The hydrogen fuel was produced using CSIRO’s breakthrough membrane technology.

The technology makes it safer to transport hydrogen as well as cheaper. The process generates zero carbon emissions.

Toyota spokesperson Matthew Macleod told ABC News the membrane  was a “game changer” that could extend hydrogen fuel cell technology to new markets overseas.

Hydrogen powered cars like this use high purity hydrogen

The Toyota Mirai fuel cell vehicle used for testing CSIRO-produced hydrogen. Image: CSIRO

CSIRO Chief Executive Larry Marshall was one of the first to ride in the Toyota and Hyundai vehicles, describing it as a “watershed moment for energy”.

Ammonia key to exporting hydrogen

Because hydrogen is highly flammable and has a low density, it has been difficult to ship safely until now.

The plan is to extract hydrogen from water using wind or solar power, then convert it into ammonia.

Once it reaches its destination the special CSIRO membrane converts it back into hydrogen cheaply and easily.

Hydrogen powered cars have numerous advantages

As well as being carbon-free, hydrogen can provide other advantages.

For example, while hydrogen costs more than petrol at this stage, hydrogen-run vehicles have twice the efficiency of those run on traditional fuels.
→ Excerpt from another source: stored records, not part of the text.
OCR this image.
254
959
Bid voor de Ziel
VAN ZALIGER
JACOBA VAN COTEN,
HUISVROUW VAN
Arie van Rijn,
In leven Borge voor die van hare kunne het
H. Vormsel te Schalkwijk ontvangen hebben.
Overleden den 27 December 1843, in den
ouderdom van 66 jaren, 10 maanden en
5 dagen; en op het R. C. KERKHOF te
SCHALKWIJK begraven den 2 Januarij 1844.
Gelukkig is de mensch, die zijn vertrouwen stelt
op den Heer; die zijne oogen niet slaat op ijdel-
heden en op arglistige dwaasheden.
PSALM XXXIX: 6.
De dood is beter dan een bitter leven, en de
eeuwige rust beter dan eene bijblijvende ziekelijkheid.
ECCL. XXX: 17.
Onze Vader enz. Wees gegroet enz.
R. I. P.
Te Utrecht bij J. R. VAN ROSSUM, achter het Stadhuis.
This means that as the price of hydrogen falls, it will provide a lower-cost fuel option for cars.

When it comes to electricity generation, hydrogen has potential for use in energy storage for stabilising the grid. As more households and businesses invest in solar installations and sell excess power generated back the grid, over-servicing the grid with clean energy could become a problem.

Hydrogen could help mitigate this through its potential for use in solar energy storage. By using stored hydrogen to drive a generator, networks could cheaply meet peak demand for power.

Wind and solar could power hydrogen plants

Hydrogen production could be driven by wind and solar power. This gives Australia a major advantage over other countries without abundant renewable energy.

The CSIRO has been investing heavily in hydrogen fuel research for years, due to its vast potential to offset carbon and provide huge opportunities for Australia.

Meanwhile, the membrane technology breakthrough could open up huge markets for the fuel in Asia, such as South Korea and Japan, where mass production of hydrogen-powered vehicles is underway.